House Republicans are now heavily skewed to the right, including a large wing that refuses to ever collaborate with President Obama or congressional Democrats on anything. Cantor, of course, was one of the chief architects of the GOP’s hardline politicking and far-right shift.
Cantor helped sink bipartisan debt deals, including the 2011 budget “grand bargain,” and engineered the Republican strategy of manufacturing fiscal crisis after crisis by putting a ransom on must-pass fiscal bills.
As Bill Burton told the New Yorker in 2011, “Cantor has had an outsized influence on how poisonously partisan Washington has been these last couple years.”
Cantor also was behind the Republican Party’s decision following the 2012 election disaster to resist any calls to moderate or begin working, even slightly, with Obama. Instead, the GOP moved to rebrand itself by attempting to change its image, beating back on the (accurate) perception that it had become an extremist, uncompromisingly ideological entity.
Vanity Fair just this month ran a piece on Cantor’s attempt to seem more moderate, respectable and bipartisan — even while sticking to his old extreme policies. “[I]f people see you for what you really are, that’s a failure on your part,” Michael Kinsley wrote of Cantor’s rebranding attempt. “Success is when people see you as what you wish you were.”
In March, the New Yorker’s Ryan Lizza noted that Cantor, “the creator of a strategy to oppose and obstruct the Obama agenda” who has a “reputation as a Tea Party leader,” only sought to make “short-term adjustments in public relations” rather than to temper his increasingly unpopular, and unhinged, fanaticism:
Since the 2012 elections, the Republicans have been divided between those who believe their policies are the problem and those who believe they just need better marketing—between those who believe they need to make better pizza and those who think they just need a more attractive box.
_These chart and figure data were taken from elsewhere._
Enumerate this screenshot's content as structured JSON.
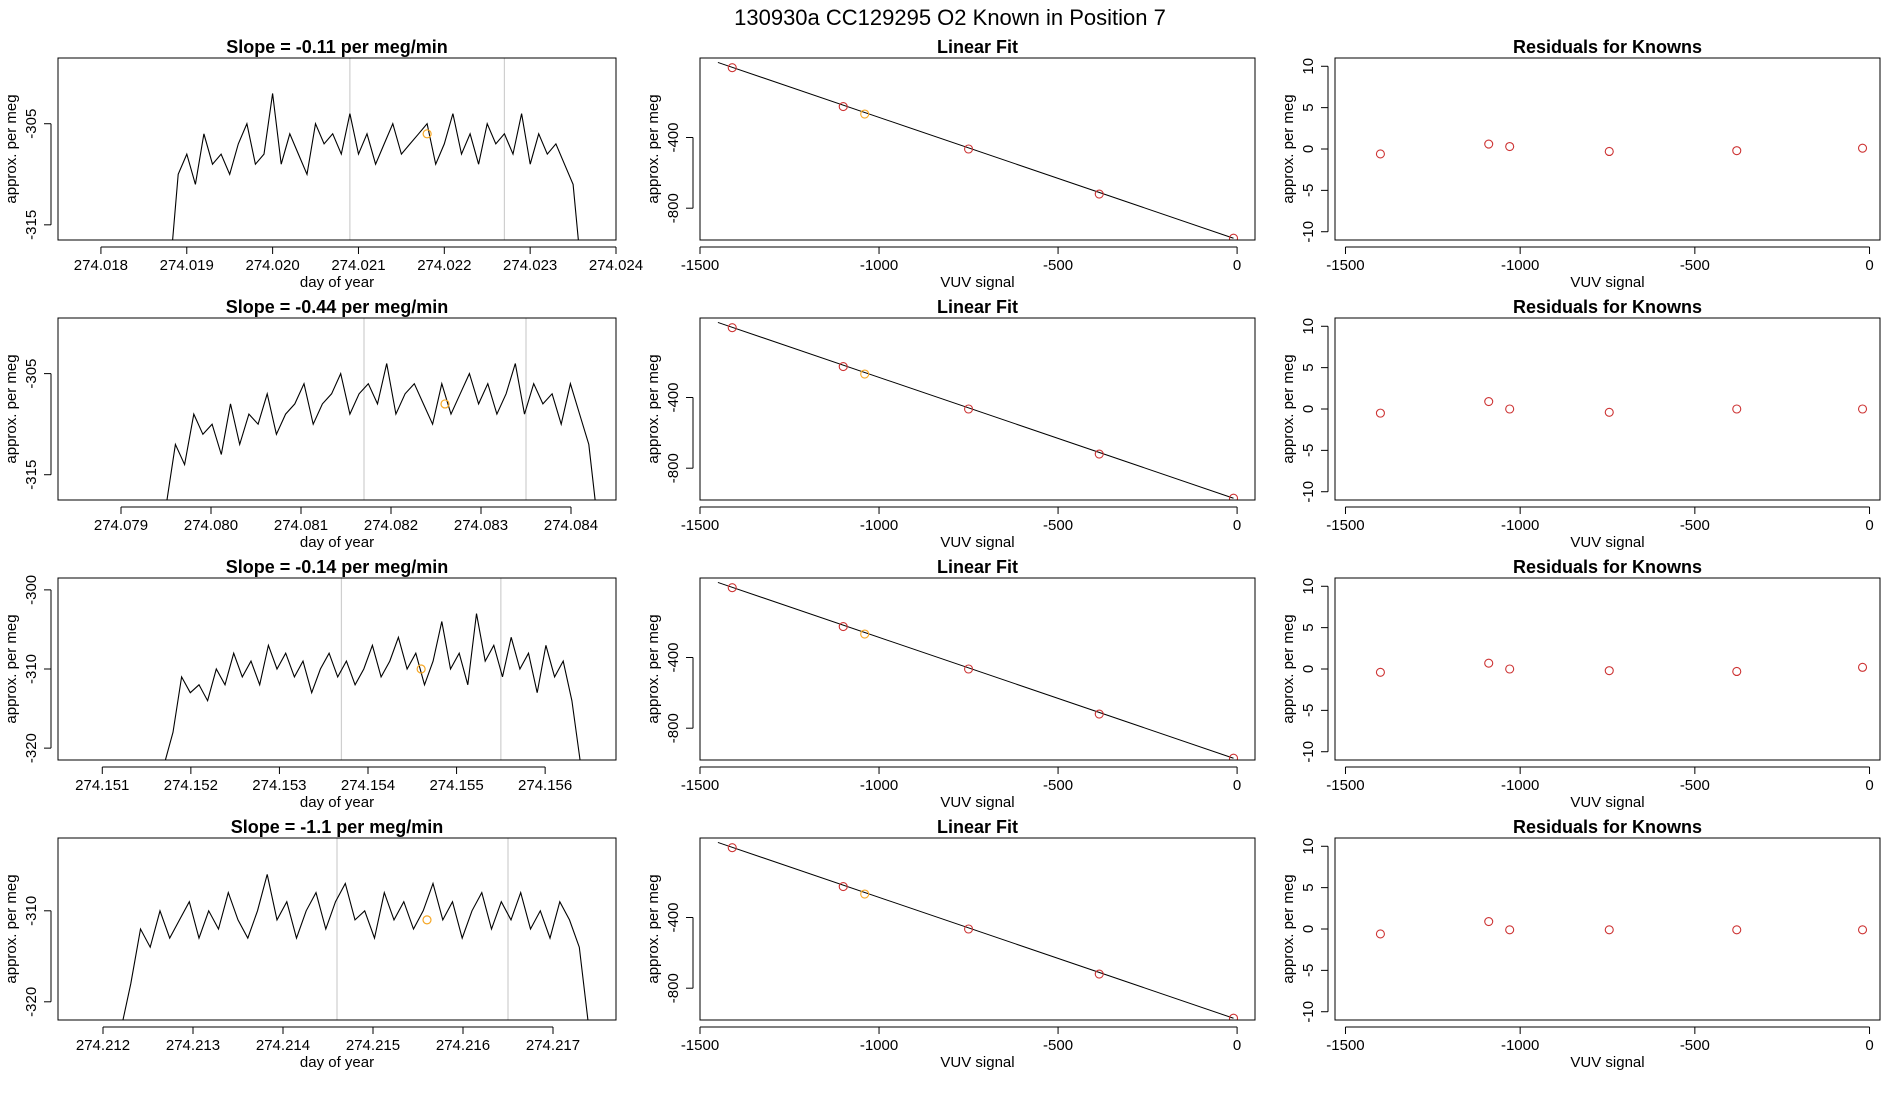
{
  "title": "130930a     CC129295   O2 Known in Position  7",
  "colors": {
    "trace": "#000000",
    "gridline": "#cfcfcf",
    "known": "#cd3333",
    "highlight": "#f5a623",
    "fitline": "#000000"
  },
  "chart_data": [
    {
      "type": "line",
      "title": "Slope =  -0.11  per meg/min",
      "xlabel": "day of year",
      "ylabel": "approx. per meg",
      "xlim": [
        274.0175,
        274.024
      ],
      "ylim": [
        -316.5,
        -298.5
      ],
      "xticks": [
        {
          "v": 274.018,
          "label": "274.018"
        },
        {
          "v": 274.019,
          "label": "274.019"
        },
        {
          "v": 274.02,
          "label": "274.020"
        },
        {
          "v": 274.021,
          "label": "274.021"
        },
        {
          "v": 274.022,
          "label": "274.022"
        },
        {
          "v": 274.023,
          "label": "274.023"
        },
        {
          "v": 274.024,
          "label": "274.024"
        }
      ],
      "yticks": [
        {
          "v": -305,
          "label": "-305"
        },
        {
          "v": -315,
          "label": "-315"
        }
      ],
      "vlines": [
        274.0209,
        274.0227
      ],
      "trace_x_range": [
        274.0188,
        274.0236
      ],
      "trace": [
        -320,
        -310,
        -308,
        -311,
        -306,
        -309,
        -308,
        -310,
        -307,
        -305,
        -309,
        -308,
        -302,
        -309,
        -306,
        -308,
        -310,
        -305,
        -307,
        -306,
        -308,
        -304,
        -308,
        -306,
        -309,
        -307,
        -305,
        -308,
        -307,
        -306,
        -305,
        -309,
        -307,
        -304,
        -308,
        -306,
        -309,
        -305,
        -307,
        -306,
        -308,
        -304,
        -309,
        -306,
        -308,
        -307,
        -309,
        -311,
        -320
      ],
      "highlight_point": {
        "x": 274.0218,
        "y": -306
      }
    },
    {
      "type": "scatter",
      "title": "Linear Fit",
      "xlabel": "VUV signal",
      "ylabel": "approx. per meg",
      "xlim": [
        -1500,
        50
      ],
      "ylim": [
        -980,
        50
      ],
      "xticks": [
        {
          "v": -1500,
          "label": "-1500"
        },
        {
          "v": -1000,
          "label": "-1000"
        },
        {
          "v": -500,
          "label": "-500"
        },
        {
          "v": 0,
          "label": "0"
        }
      ],
      "yticks": [
        {
          "v": -400,
          "label": "-400"
        },
        {
          "v": -800,
          "label": "-800"
        }
      ],
      "points": [
        {
          "x": -1410,
          "y": -5
        },
        {
          "x": -1100,
          "y": -225
        },
        {
          "x": -1040,
          "y": -267
        },
        {
          "x": -750,
          "y": -465
        },
        {
          "x": -385,
          "y": -720
        },
        {
          "x": -10,
          "y": -970
        }
      ],
      "highlight_index": 2,
      "fit_line": {
        "x": [
          -1450,
          -10
        ],
        "y": [
          25,
          -970
        ]
      }
    },
    {
      "type": "scatter",
      "title": "Residuals for Knowns",
      "xlabel": "VUV signal",
      "ylabel": "approx. per meg",
      "xlim": [
        -1530,
        30
      ],
      "ylim": [
        -11,
        11
      ],
      "xticks": [
        {
          "v": -1500,
          "label": "-1500"
        },
        {
          "v": -1000,
          "label": "-1000"
        },
        {
          "v": -500,
          "label": "-500"
        },
        {
          "v": 0,
          "label": "0"
        }
      ],
      "yticks": [
        {
          "v": 10,
          "label": "10"
        },
        {
          "v": 5,
          "label": "5"
        },
        {
          "v": 0,
          "label": "0"
        },
        {
          "v": -5,
          "label": "-5"
        },
        {
          "v": -10,
          "label": "-10"
        }
      ],
      "points": [
        {
          "x": -1400,
          "y": -0.6
        },
        {
          "x": -1090,
          "y": 0.6
        },
        {
          "x": -1030,
          "y": 0.3
        },
        {
          "x": -745,
          "y": -0.3
        },
        {
          "x": -380,
          "y": -0.2
        },
        {
          "x": -20,
          "y": 0.1
        }
      ]
    },
    {
      "type": "line",
      "title": "Slope =  -0.44  per meg/min",
      "xlabel": "day of year",
      "ylabel": "approx. per meg",
      "xlim": [
        274.0783,
        274.0845
      ],
      "ylim": [
        -317.5,
        -299.5
      ],
      "xticks": [
        {
          "v": 274.079,
          "label": "274.079"
        },
        {
          "v": 274.08,
          "label": "274.080"
        },
        {
          "v": 274.081,
          "label": "274.081"
        },
        {
          "v": 274.082,
          "label": "274.082"
        },
        {
          "v": 274.083,
          "label": "274.083"
        },
        {
          "v": 274.084,
          "label": "274.084"
        }
      ],
      "yticks": [
        {
          "v": -305,
          "label": "-305"
        },
        {
          "v": -315,
          "label": "-315"
        }
      ],
      "vlines": [
        274.0817,
        274.0835
      ],
      "trace_x_range": [
        274.0794,
        274.0843
      ],
      "trace": [
        -320,
        -318,
        -312,
        -314,
        -309,
        -311,
        -310,
        -313,
        -308,
        -312,
        -309,
        -310,
        -307,
        -311,
        -309,
        -308,
        -306,
        -310,
        -308,
        -307,
        -305,
        -309,
        -307,
        -306,
        -308,
        -304,
        -309,
        -307,
        -306,
        -308,
        -310,
        -306,
        -309,
        -307,
        -305,
        -308,
        -306,
        -309,
        -307,
        -304,
        -309,
        -306,
        -308,
        -307,
        -310,
        -306,
        -309,
        -312,
        -320
      ],
      "highlight_point": {
        "x": 274.0826,
        "y": -308
      }
    },
    {
      "type": "scatter",
      "title": "Linear Fit",
      "xlabel": "VUV signal",
      "ylabel": "approx. per meg",
      "xlim": [
        -1500,
        50
      ],
      "ylim": [
        -980,
        50
      ],
      "xticks": [
        {
          "v": -1500,
          "label": "-1500"
        },
        {
          "v": -1000,
          "label": "-1000"
        },
        {
          "v": -500,
          "label": "-500"
        },
        {
          "v": 0,
          "label": "0"
        }
      ],
      "yticks": [
        {
          "v": -400,
          "label": "-400"
        },
        {
          "v": -800,
          "label": "-800"
        }
      ],
      "points": [
        {
          "x": -1410,
          "y": -5
        },
        {
          "x": -1100,
          "y": -225
        },
        {
          "x": -1040,
          "y": -267
        },
        {
          "x": -750,
          "y": -465
        },
        {
          "x": -385,
          "y": -720
        },
        {
          "x": -10,
          "y": -970
        }
      ],
      "highlight_index": 2,
      "fit_line": {
        "x": [
          -1450,
          -10
        ],
        "y": [
          25,
          -970
        ]
      }
    },
    {
      "type": "scatter",
      "title": "Residuals for Knowns",
      "xlabel": "VUV signal",
      "ylabel": "approx. per meg",
      "xlim": [
        -1530,
        30
      ],
      "ylim": [
        -11,
        11
      ],
      "xticks": [
        {
          "v": -1500,
          "label": "-1500"
        },
        {
          "v": -1000,
          "label": "-1000"
        },
        {
          "v": -500,
          "label": "-500"
        },
        {
          "v": 0,
          "label": "0"
        }
      ],
      "yticks": [
        {
          "v": 10,
          "label": "10"
        },
        {
          "v": 5,
          "label": "5"
        },
        {
          "v": 0,
          "label": "0"
        },
        {
          "v": -5,
          "label": "-5"
        },
        {
          "v": -10,
          "label": "-10"
        }
      ],
      "points": [
        {
          "x": -1400,
          "y": -0.5
        },
        {
          "x": -1090,
          "y": 0.9
        },
        {
          "x": -1030,
          "y": 0.0
        },
        {
          "x": -745,
          "y": -0.4
        },
        {
          "x": -380,
          "y": 0.0
        },
        {
          "x": -20,
          "y": 0.0
        }
      ]
    },
    {
      "type": "line",
      "title": "Slope =  -0.14  per meg/min",
      "xlabel": "day of year",
      "ylabel": "approx. per meg",
      "xlim": [
        274.1505,
        274.1568
      ],
      "ylim": [
        -321.5,
        -298.5
      ],
      "xticks": [
        {
          "v": 274.151,
          "label": "274.151"
        },
        {
          "v": 274.152,
          "label": "274.152"
        },
        {
          "v": 274.153,
          "label": "274.153"
        },
        {
          "v": 274.154,
          "label": "274.154"
        },
        {
          "v": 274.155,
          "label": "274.155"
        },
        {
          "v": 274.156,
          "label": "274.156"
        }
      ],
      "yticks": [
        {
          "v": -300,
          "label": "-300"
        },
        {
          "v": -310,
          "label": "-310"
        },
        {
          "v": -320,
          "label": "-320"
        }
      ],
      "vlines": [
        274.1537,
        274.1555
      ],
      "trace_x_range": [
        274.1517,
        274.1564
      ],
      "trace": [
        -322,
        -318,
        -311,
        -313,
        -312,
        -314,
        -310,
        -312,
        -308,
        -311,
        -309,
        -312,
        -307,
        -310,
        -308,
        -311,
        -309,
        -313,
        -310,
        -308,
        -311,
        -309,
        -312,
        -310,
        -307,
        -311,
        -309,
        -306,
        -310,
        -308,
        -312,
        -309,
        -304,
        -310,
        -308,
        -312,
        -303,
        -309,
        -307,
        -311,
        -306,
        -310,
        -308,
        -313,
        -307,
        -311,
        -309,
        -314,
        -322
      ],
      "highlight_point": {
        "x": 274.1546,
        "y": -310
      }
    },
    {
      "type": "scatter",
      "title": "Linear Fit",
      "xlabel": "VUV signal",
      "ylabel": "approx. per meg",
      "xlim": [
        -1500,
        50
      ],
      "ylim": [
        -980,
        50
      ],
      "xticks": [
        {
          "v": -1500,
          "label": "-1500"
        },
        {
          "v": -1000,
          "label": "-1000"
        },
        {
          "v": -500,
          "label": "-500"
        },
        {
          "v": 0,
          "label": "0"
        }
      ],
      "yticks": [
        {
          "v": -400,
          "label": "-400"
        },
        {
          "v": -800,
          "label": "-800"
        }
      ],
      "points": [
        {
          "x": -1410,
          "y": -5
        },
        {
          "x": -1100,
          "y": -225
        },
        {
          "x": -1040,
          "y": -267
        },
        {
          "x": -750,
          "y": -465
        },
        {
          "x": -385,
          "y": -720
        },
        {
          "x": -10,
          "y": -970
        }
      ],
      "highlight_index": 2,
      "fit_line": {
        "x": [
          -1450,
          -10
        ],
        "y": [
          25,
          -970
        ]
      }
    },
    {
      "type": "scatter",
      "title": "Residuals for Knowns",
      "xlabel": "VUV signal",
      "ylabel": "approx. per meg",
      "xlim": [
        -1530,
        30
      ],
      "ylim": [
        -11,
        11
      ],
      "xticks": [
        {
          "v": -1500,
          "label": "-1500"
        },
        {
          "v": -1000,
          "label": "-1000"
        },
        {
          "v": -500,
          "label": "-500"
        },
        {
          "v": 0,
          "label": "0"
        }
      ],
      "yticks": [
        {
          "v": 10,
          "label": "10"
        },
        {
          "v": 5,
          "label": "5"
        },
        {
          "v": 0,
          "label": "0"
        },
        {
          "v": -5,
          "label": "-5"
        },
        {
          "v": -10,
          "label": "-10"
        }
      ],
      "points": [
        {
          "x": -1400,
          "y": -0.4
        },
        {
          "x": -1090,
          "y": 0.7
        },
        {
          "x": -1030,
          "y": 0.0
        },
        {
          "x": -745,
          "y": -0.2
        },
        {
          "x": -380,
          "y": -0.3
        },
        {
          "x": -20,
          "y": 0.2
        }
      ]
    },
    {
      "type": "line",
      "title": "Slope =  -1.1  per meg/min",
      "xlabel": "day of year",
      "ylabel": "approx. per meg",
      "xlim": [
        274.2115,
        274.2177
      ],
      "ylim": [
        -322,
        -302
      ],
      "xticks": [
        {
          "v": 274.212,
          "label": "274.212"
        },
        {
          "v": 274.213,
          "label": "274.213"
        },
        {
          "v": 274.214,
          "label": "274.214"
        },
        {
          "v": 274.215,
          "label": "274.215"
        },
        {
          "v": 274.216,
          "label": "274.216"
        },
        {
          "v": 274.217,
          "label": "274.217"
        }
      ],
      "yticks": [
        {
          "v": -310,
          "label": "-310"
        },
        {
          "v": -320,
          "label": "-320"
        }
      ],
      "vlines": [
        274.2146,
        274.2165
      ],
      "trace_x_range": [
        274.2122,
        274.2174
      ],
      "trace": [
        -323,
        -318,
        -312,
        -314,
        -310,
        -313,
        -311,
        -309,
        -313,
        -310,
        -312,
        -308,
        -311,
        -313,
        -310,
        -306,
        -311,
        -309,
        -313,
        -310,
        -308,
        -312,
        -309,
        -307,
        -311,
        -310,
        -313,
        -308,
        -311,
        -309,
        -312,
        -310,
        -307,
        -311,
        -309,
        -313,
        -310,
        -308,
        -312,
        -309,
        -311,
        -308,
        -312,
        -310,
        -313,
        -309,
        -311,
        -314,
        -323
      ],
      "highlight_point": {
        "x": 274.2156,
        "y": -311
      }
    },
    {
      "type": "scatter",
      "title": "Linear Fit",
      "xlabel": "VUV signal",
      "ylabel": "approx. per meg",
      "xlim": [
        -1500,
        50
      ],
      "ylim": [
        -980,
        50
      ],
      "xticks": [
        {
          "v": -1500,
          "label": "-1500"
        },
        {
          "v": -1000,
          "label": "-1000"
        },
        {
          "v": -500,
          "label": "-500"
        },
        {
          "v": 0,
          "label": "0"
        }
      ],
      "yticks": [
        {
          "v": -400,
          "label": "-400"
        },
        {
          "v": -800,
          "label": "-800"
        }
      ],
      "points": [
        {
          "x": -1410,
          "y": -5
        },
        {
          "x": -1100,
          "y": -225
        },
        {
          "x": -1040,
          "y": -267
        },
        {
          "x": -750,
          "y": -465
        },
        {
          "x": -385,
          "y": -720
        },
        {
          "x": -10,
          "y": -970
        }
      ],
      "highlight_index": 2,
      "fit_line": {
        "x": [
          -1450,
          -10
        ],
        "y": [
          25,
          -970
        ]
      }
    },
    {
      "type": "scatter",
      "title": "Residuals for Knowns",
      "xlabel": "VUV signal",
      "ylabel": "approx. per meg",
      "xlim": [
        -1530,
        30
      ],
      "ylim": [
        -11,
        11
      ],
      "xticks": [
        {
          "v": -1500,
          "label": "-1500"
        },
        {
          "v": -1000,
          "label": "-1000"
        },
        {
          "v": -500,
          "label": "-500"
        },
        {
          "v": 0,
          "label": "0"
        }
      ],
      "yticks": [
        {
          "v": 10,
          "label": "10"
        },
        {
          "v": 5,
          "label": "5"
        },
        {
          "v": 0,
          "label": "0"
        },
        {
          "v": -5,
          "label": "-5"
        },
        {
          "v": -10,
          "label": "-10"
        }
      ],
      "points": [
        {
          "x": -1400,
          "y": -0.6
        },
        {
          "x": -1090,
          "y": 0.9
        },
        {
          "x": -1030,
          "y": -0.1
        },
        {
          "x": -745,
          "y": -0.1
        },
        {
          "x": -380,
          "y": -0.1
        },
        {
          "x": -20,
          "y": -0.1
        }
      ]
    }
  ]
}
Cantor, who is known among his colleagues as someone with strategic intelligence and a knack for political positioning, argues that it’s the box.
By refusing to temper — and even encouraging — the party’s sharp far-right swing, Cantor helped to fashion a party that views even the perception of bipartisanship as blasphemy.
Take immigration, for example: While Cantor was actually blocking the House from voting on immigration reform legislation, he still tried to make it seem that the party was open to some reforms, knowing that a majority of Americans and the quickly growing Latino community strongly favored reform legislation. Cantor tried to make the GOP’s strict stance against any immigration reform palatable to the public, which eventually allowed his primary challenger to campaign against his supposed support for “amnesty.”
After encouraging hard opposition to any fiscal deals with Obama unless the president caved to their every demand, Cantor paved the way for a GOP where simply voting to lift the debt limit in order to avoid economic disaster or supporting relief for hurricane victims gives you the much-dishonored title of RINO, “Republican In Name Only.”
Cantor pushed the party so far to the right that even political posturing that had little to no effect on actual policy was too much for GOP primary voters, and now the politician often seen as the more conservative alternative to Speaker Boehner has become a target of the militant wing he helped create.